The only way to do that is to copy the German model. Keep your currency below market value. Keep wages suppressed and taxes high to suppress domestic demand and so run a large export surplus.
The snag is that the Germans are so much better at doing it that anyone else. There can only really be one Germany in the EU. Someone has to run the deficits so they can run a surplus.
David Raw: The problem with the coal mines after WWI was that they could not compete and could not sell enough coal. We are told that burning coal will destroy the planet so maybe we should be thankful ? Unfortunately other nations do not care.
@nvelope 2003
“The problem with the coal mines after WWI was that they could not compete and could not sell enough coal.”
You are right about this.
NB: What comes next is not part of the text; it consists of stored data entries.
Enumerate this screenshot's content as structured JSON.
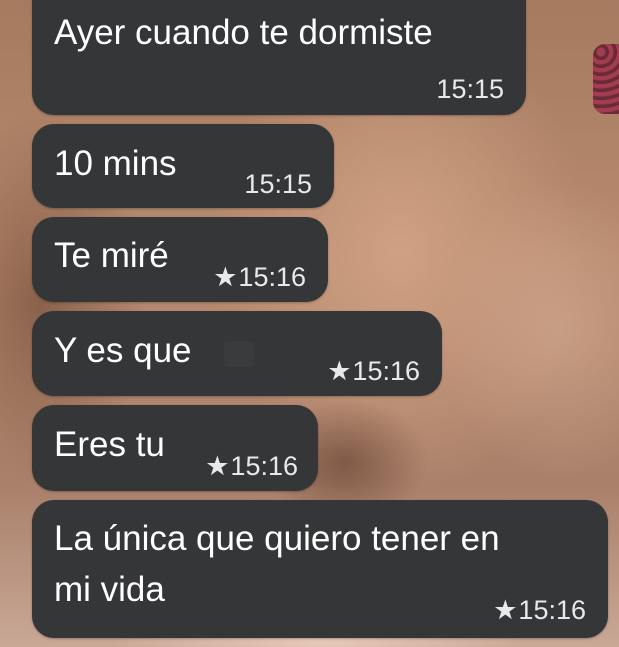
{
  "chat": {
    "messages": [
      {
        "text": "Ayer cuando te dormiste",
        "time": "15:15",
        "starred": false
      },
      {
        "text": "10 mins",
        "time": "15:15",
        "starred": false
      },
      {
        "text": "Te miré",
        "time": "15:16",
        "starred": true
      },
      {
        "text": "Y es que",
        "time": "15:16",
        "starred": true
      },
      {
        "text": "Eres tu",
        "time": "15:16",
        "starred": true
      },
      {
        "text_line1": "La única que quiero tener en",
        "text_line2": "mi vida",
        "time": "15:16",
        "starred": true
      }
    ]
  },
  "icons": {
    "star": "star-icon"
  },
  "colors": {
    "bubble": "#353638",
    "text": "#ffffff",
    "meta": "#e9e9e9"
  }
}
The problem was entirely the creation of Govt. They tried to push the pound back to pre-war levels and depressed the economy in the process. Unemployment was high. There was no “roaring 20s” in the UK.
We don’t like it when the pound falls but a floating currency is an essential buffer to any economy when world conditions change. It’s Economics 101 but the European elite must have skipped those lectures! If they’d been more diligent they would never have expected 19 countries, with more to follow, to be able to share a single currency.
Laurence Cox.
Sorry about misspelling your name.
Well, are the Lib Dems intent on aping the old Marxist left to the point where the pursuit of ideological purity drives even more people away? Around 30% of Lib Dems voted leave, take them out of the party’s electoral standing and you end up with a 4-5% core vote. Pretty soon it could end up as a” whatever happened to the Lib Dems? He’s over there” situation.